Hylaeosaurus armatus
Source: http://spinops.blogspot.com/2012/07/hylaeosaurus-armatus.html
Name: Hylaeosaurus armatus
Name Meaning: Reptile of the Forest
First Described: 1833
Described By: Mantell
Classification: Dinosauria, Ornithischia, Genasauria, Thyreophora, Thyreophoroidea, Eurypoda, Ankylosauria, Nodosauridae, Polacanthinae
Hylaeosaurus is an actually fairly famous dinosaur - or at least, it should be - as it was one of the first dinosaurs to be discovered, and was one of the three dinosaurs Richard Owen based his definition of Dinosauria on. Not as famous as the other two, Megalosaurus and Iguanodon, but that is hardly its fault.
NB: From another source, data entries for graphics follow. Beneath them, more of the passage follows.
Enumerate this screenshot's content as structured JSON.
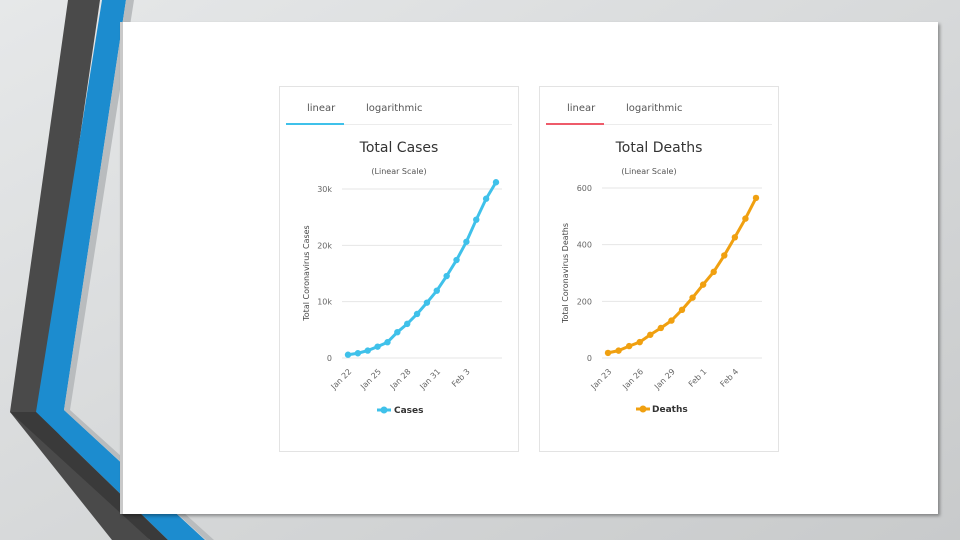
{
  "charts": [
    {
      "tabs": [
        {
          "label": "linear",
          "active": true
        },
        {
          "label": "logarithmic",
          "active": false
        }
      ],
      "color": "#3fc1ea",
      "tab_accent": "#3fc1ea"
    },
    {
      "tabs": [
        {
          "label": "linear",
          "active": true
        },
        {
          "label": "logarithmic",
          "active": false
        }
      ],
      "color": "#f0a010",
      "tab_accent": "#ee5b6a"
    }
  ],
  "chart_data": [
    {
      "type": "line",
      "title": "Total Cases",
      "subtitle": "(Linear Scale)",
      "ylabel": "Total Coronavirus Cases",
      "xlabel": "",
      "ylim": [
        0,
        30000
      ],
      "y_ticks": [
        0,
        10000,
        20000,
        30000
      ],
      "y_tick_labels": [
        "0",
        "10k",
        "20k",
        "30k"
      ],
      "x": [
        "Jan 22",
        "Jan 23",
        "Jan 24",
        "Jan 25",
        "Jan 26",
        "Jan 27",
        "Jan 28",
        "Jan 29",
        "Jan 30",
        "Jan 31",
        "Feb 1",
        "Feb 2",
        "Feb 3",
        "Feb 4",
        "Feb 5",
        "Feb 6"
      ],
      "x_tick_labels": [
        "Jan 22",
        "Jan 25",
        "Jan 28",
        "Jan 31",
        "Feb 3"
      ],
      "grid": true,
      "legend": "bottom",
      "series": [
        {
          "name": "Cases",
          "values": [
            580,
            845,
            1317,
            2015,
            2800,
            4581,
            6058,
            7813,
            9823,
            11950,
            14553,
            17391,
            20630,
            24554,
            28276,
            31200
          ]
        }
      ]
    },
    {
      "type": "line",
      "title": "Total Deaths",
      "subtitle": "(Linear Scale)",
      "ylabel": "Total Coronavirus Deaths",
      "xlabel": "",
      "ylim": [
        0,
        640
      ],
      "y_ticks": [
        0,
        200,
        400,
        600
      ],
      "y_tick_labels": [
        "0",
        "200",
        "400",
        "600"
      ],
      "x": [
        "Jan 23",
        "Jan 24",
        "Jan 25",
        "Jan 26",
        "Jan 27",
        "Jan 28",
        "Jan 29",
        "Jan 30",
        "Jan 31",
        "Feb 1",
        "Feb 2",
        "Feb 3",
        "Feb 4",
        "Feb 5",
        "Feb 6"
      ],
      "x_tick_labels": [
        "Jan 23",
        "Jan 26",
        "Jan 29",
        "Feb 1",
        "Feb 4"
      ],
      "grid": true,
      "legend": "bottom",
      "series": [
        {
          "name": "Deaths",
          "values": [
            18,
            26,
            42,
            56,
            82,
            106,
            132,
            170,
            213,
            259,
            304,
            362,
            426,
            492,
            565
          ]
        }
      ]
    }
  ]
}
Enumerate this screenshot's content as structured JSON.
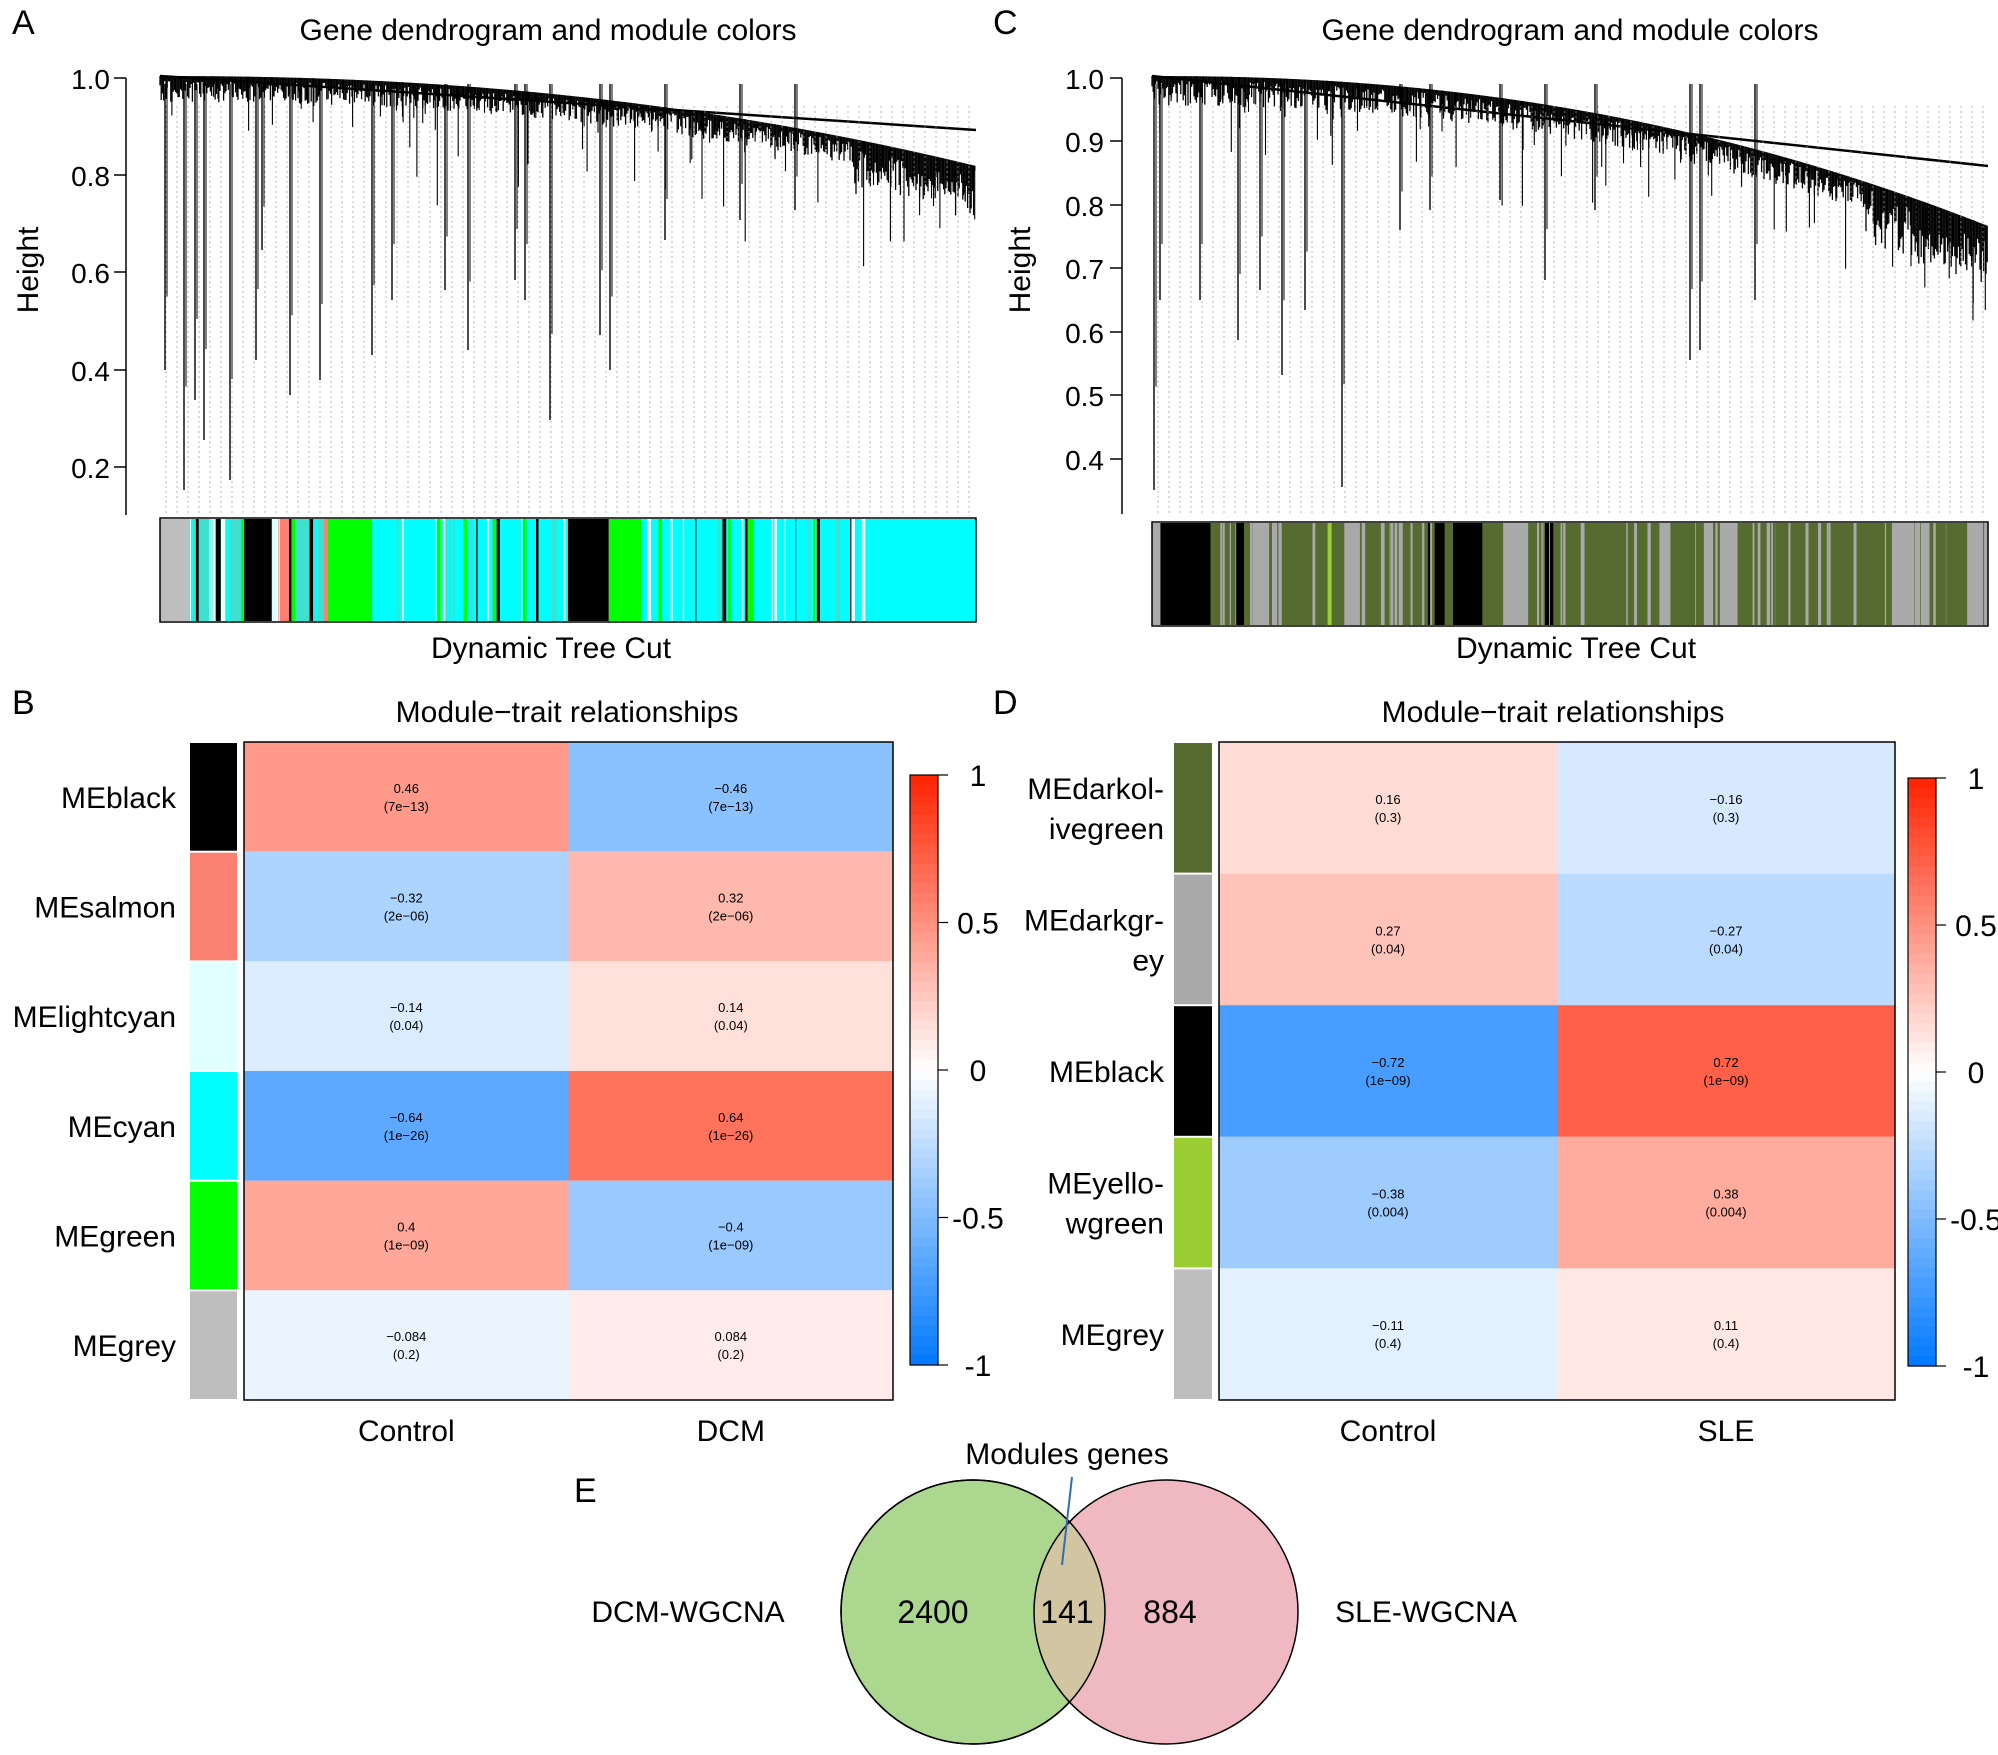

Well, maybe it is - much of its anatomy is unknown. It lived about 136 million years ago, in the Valanginian age of the Early Cretaceous period. It was found in West Sussex, England, and has gone through a variety of interesting reconstructions. Given it was discovered in the early days of dinosaur paleontology, a good portion of its reconstructions are of it looking like a deformed lizard. The fact that it was closer to being a bird than a lizard was not a fact early discoverers were aware of. It would have been about five meters long, and had curved spines at the shoulder. It would have been a Nodosaur, the group of Ankylosaurs that did not have clubs at the ends of their tails, and a fairly basal one at that.